DISCUSSION
Nearly 3% of individuals >80 years in the US population chronically use corticosteroids for a medical condition,8 and this rate is likely higher in specific subsets of patients, such as those with rheumatoid arthritis.9 While some studies have assessed the impact of intra-articular corticosteroid hip injections on perioperative outcomes in THA,17 similar studies assessing systemic corticosteroid usage are lacking. The purpose of this study was to characterize short-term perioperative outcomes in patients undergoing THA who chronically use systemic steroids when compared with those who do not. We found that the prevalence of preoperative chronic steroid use in this cohort of THA patients was 3.7%. We also identified increased rates of infectious complications, including sepsis, UTI, and superficial SSI, in patients who used preoperative corticosteroids. Furthermore, we found an increased rate of hospital readmissions in corticosteroid users and identified the most common reason for hospital readmission as infectious complications in this cohort.
The primary finding of this study was an increase in postoperative infections in patients who use preoperative steroids chronically for medical conditions. Immunosuppression has previously been identified as a risk factor for developing periprosthetic joint infections. Tannenbaum and colleagues27 performed a retrospective study of 19 patients who underwent either a kidney or liver transplant and were maintained on an induction regimen of either prednisone and azathioprine or cyclosporine. These 19 patients also underwent either a THA or total knee arthroplasty, and 5 of these patients (26.3%) developed a periprosthetic joint infection after an average of 3.4 years following the arthroplasty procedure. In another study of 37 renal transplant and dialysis patients who underwent a total of 45 THA procedures, there were 3 instances of superficial SSI and 2 instances of deep SSI.28 However, reported infection rates in transplant patients undergoing THA vary significantly, and studies have been unable to assess the true impact that chronic immunosuppression has on perioperative infection rates.29 In this study, patients who used preoperative corticosteroids chronically were at increased risk of perioperative infections, including sepsis, UTI, and superficial SSI.

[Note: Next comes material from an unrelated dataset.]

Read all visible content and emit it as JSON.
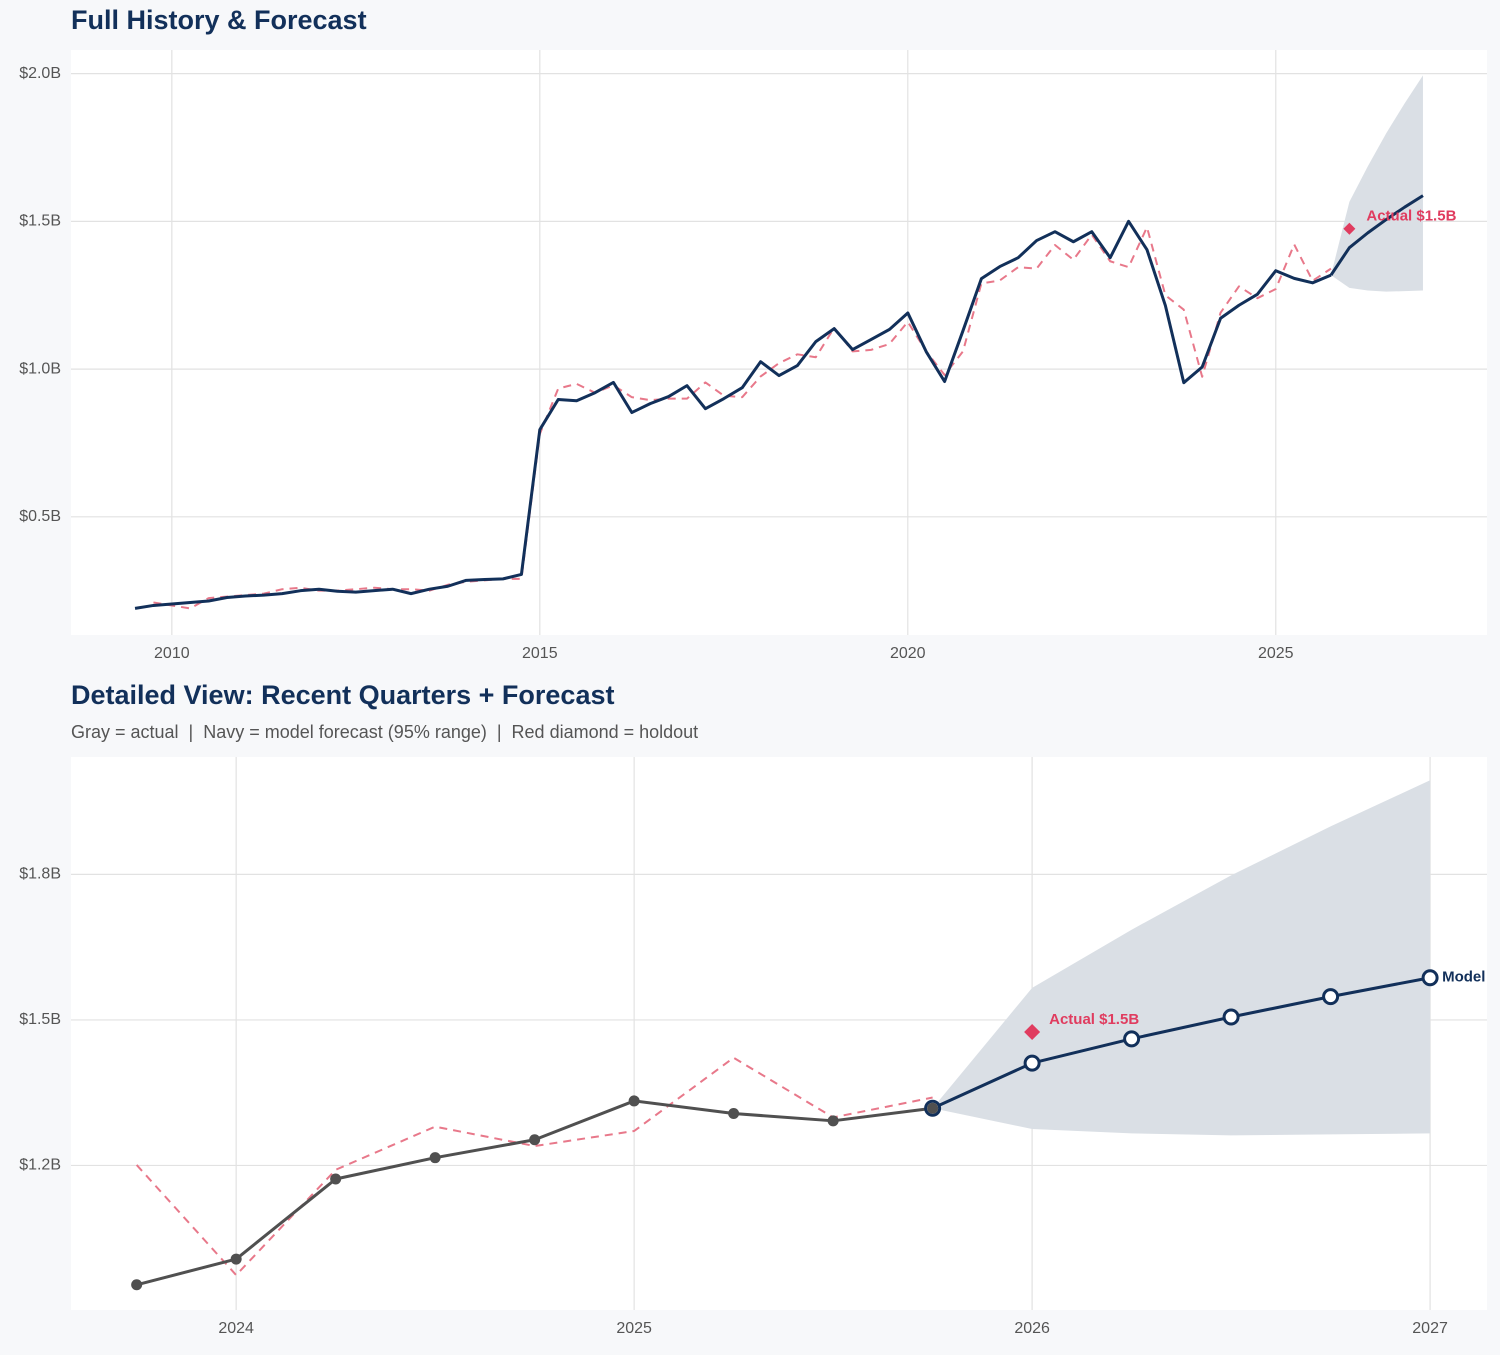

Deep vein thrombosis is another postoperative complication that has been associated with chronic steroid use.30 In a case-control study of 38,765 patients who developed a venous thromboembolism and 387,650 control patients who did not, Johannesdottir and colleagues30 found an increased thromboembolic risk in current users of systemic glucocorticoids, but not former users, as well as an increased risk as the dose of glucocorticoids increased. We were not able to identify a similar increase in DVT/PE in chronic corticosteroid users, perhaps due to our sample size, or because we could not do subgroup analyses based on the type or dosage of steroid that a patient was taking. Future studies that identify the highest risk patients among those using systemic corticosteroids are important because parenteral corticosteroids are being increasingly used in THA to alleviate postoperative pain as an opioid-sparing measure.31,32
Finally, we also found that patients who use chronic, systemic corticosteroids are at an increased risk for hospital readmission, when compared with those patients who are not using steroids and are most likely to be readmitted for an infectious complication. Schairer and colleagues33 assessed readmission rates after THA and found 30- and 90-day readmission rate of 4% and 7%, respectively. These authors also found that medical complications accounted for approximately 25% of readmissions, and hip-related complications (eg, dislocation, SSI) accounted for >50%. In our study, we found a 30-day readmission rate in non-steroid users of 3.53% and a rate of 6.52% in chronic steroid users. More than 30% of patients using a steroid were readmitted for infectious complications. As THA is becoming increasingly reimbursed under a bundled payments model by Medicare and Medicaid,34-36 reducing short-term readmissions is imperative. Therefore, discharge counseling that emphasizes how to recognize both the signs and symptoms of infection as well as how to prevent infections, such as reducing SSIs through appropriate wound care, may be warranted in higher risk chronic steroid users.
This study has a number of limitations that are inherent to ACS-NSQIP. First, we lacked specific information on a patient’s steroid history, including which corticosteroid they were using, dosage, frequency, and the indication for corticosteroid therapy. Therefore, we were unable to establish a dose-dependent relationship between steroid exposure and postoperative complications after THA. Second, we were able to assess only 30-day rates of complications and readmissions, and therefore, we were unable to identify intermediate- and long-term effects of systemic corticosteroid use on THA. Finally, we could not determine orthopedic- or hip-specific postoperative outcomes, such as functional scores and range of motion.